At criminal trials, the prosecution must establish beyond reasonable doubt that you are guilty by calling witnesses and presenting evidence. They do this by calling witnesses and making presentations.
Before the prosecution begins their case, your lawyer should conduct a voir dire to interview potential jurors and assess them for bias. He or she can then conduct pre-trial questioning of potential jurors, during which questions about bias can be asked of each potential juror. Additionally, they should talk to law enforcement and witnesses and have letters sent to witnesses requesting that they appear or provide additional information. A law firm providing defense in criminal cases should also consider submitting motions to dismiss the case and suppress evidence at the beginning of the trial.
Preparing for Trial
Criminal defense attorneys begin by conducting a fact-finding mission to gain an in-depth knowledge of their case’s facts, such as reviewing police reports and lab test results. This practice, known as discovery, helps ensure fairness during trial proceedings.
Once your attorney has reviewed all of the evidence in your case, they can create motions or court filings to have it dismissed or convince a jury of your innocence. They will work closely with the prosecutor during Charge Conference meetings to ensure clear and precise jury instructions.
Your attorney will cross-examine prosecution witnesses to discredit their testimony by challenging their credibility or noting any inconsistencies between their statements and what was presented during the trial. They may also present alternative theories of the case to create doubt in the jurors’ minds; they will also give opening and closing statements to present your side.
Defending the Case
Defense involves arguments supported by evidence to prevent a conviction for an offense charged. As every case varies, and an attorney’s chosen strategy may change throughout the proceedings depending on what evidence the prosecution presents, defense strategies vary accordingly.

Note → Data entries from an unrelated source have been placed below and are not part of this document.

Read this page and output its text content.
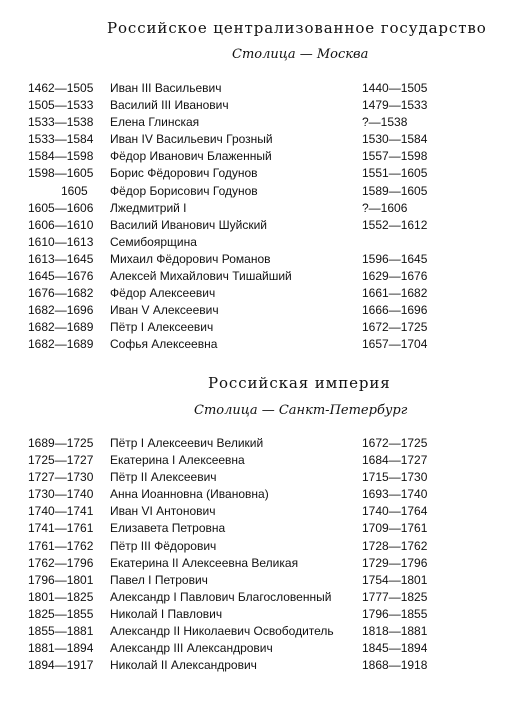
Российское централизованное государство
Столица — Москва
1462—1505 Иван III Васильевич	1440—1505
1505—1533 Василий III Иванович	1479—1533
1533—1538 Елена Глинская	?—1538
1533—1584 Иван IV Васильевич Грозный	1530—1584
1584—1598 Фёдор Иванович Блаженный	1557—1598
1598—1605 Борис Фёдорович Годунов	1551—1605
1605 Фёдор Борисович Годунов	1589—1605
1605—1606 Лжедмитрий I	?—1606
1606—1610 Василий Иванович Шуйский	1552—1612
1610—1613 Семибоярщина
1613—1645 Михаил Фёдорович Романов	1596—1645
1645—1676 Алексей Михайлович Тишайший	1629—1676
1676—1682 Фёдор Алексеевич	1661—1682
1682—1696 Иван V Алексеевич	1666—1696
1682—1689 Пётр I Алексеевич	1672—1725
1682—1689 Софья Алексеевна	1657—1704
Российская империя
Столица — Санкт-Петербург
1689—1725 Пётр I Алексеевич Великий	1672—1725
1725—1727 Екатерина I Алексеевна	1684—1727
1727—1730 Пётр II Алексеевич	1715—1730
1730—1740 Анна Иоанновна (Ивановна)	1693—1740
1740—1741 Иван VI Антонович	1740—1764
1741—1761 Елизавета Петровна	1709—1761
1761—1762 Пётр III Фёдорович	1728—1762
1762—1796 Екатерина II Алексеевна Великая	1729—1796
1796—1801 Павел I Петрович	1754—1801
1801—1825 Александр I Павлович Благословенный	1777—1825
1825—1855 Николай I Павлович	1796—1855
1855—1881 Александр II Николаевич Освободитель 1818—1881
1881—1894 Александр III Александрович	1845—1894
1894—1917 Николай II Александрович	1868—1918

Criminal defense strategies typically involve appealing Constitutional violations or providing an alibi. Duress/coercion defense is another popular form, wherein defendants argue they were forced to commit illegal acts against their will. This tactic was made famous in Hollywood movies depicting mob families with members coercing people into unlawful activities through threats to harm family and health.
Other crime defenses may include mistaking law or fact, asserting that a defendant’s actions did not meet all elements of an alleged offense, self-defense, necessity, and entrapment. A skilled criminal defense attorney should be able to convince juries of these claims or others successfully.
Defending Your Rights
The prosecution must prove your guilt beyond a reasonable doubt, so your criminal defense attorney must employ various strategies to elude this burden and challenge evidence, suggest someone else committed the offense, or cross-examine witnesses to challenge the credibility and reveal any inconsistencies in their testimony.
Another strategy is to raise affirmative defenses, which may include consent, entrapment, being too young to face prosecution for crimes, or lacking mental capacity based on law and typically accepted by most courts.
At the core of any defense is contesting how police gathered and stored evidence. Unfortunately, many innocent people are imprisoned due to violations of search and seizure procedures or incorrect charges brought against them by government entities; your attorney should file a motion for dismissal if this is the case.
Understanding the Differences Between the Various Levels of Sexual Assault
Sexual assault accusations carry various criminal punishments, depending on the category in which it falls. Sexual penetration usually leads to felony charges, while non-penetrative sexual acts like fondling and groping can be misdemeanors.
Many people confuse rape and sexual assault, yet there is an essential distinction between them. Rape is defined as an act that involves physical penetration, including oral sex or anal intrusion, while sexual assault does not always include such actions.
Some states distinguish the severity of sexual assault crimes depending on whether force was used during an act, with third-degree cases typically being those in which a victim under 13 years old and their defendant live together or blood relations, such as household members or blood relations of either party; teacher, a substitute teacher with authority over victim; school district employee working nearby victim and prison guard or parole officer engaging in sexual relations with inmate/probationer, etc. Understanding the differences between the various levels of sexual assault is important to prosecute the proper charges accurately.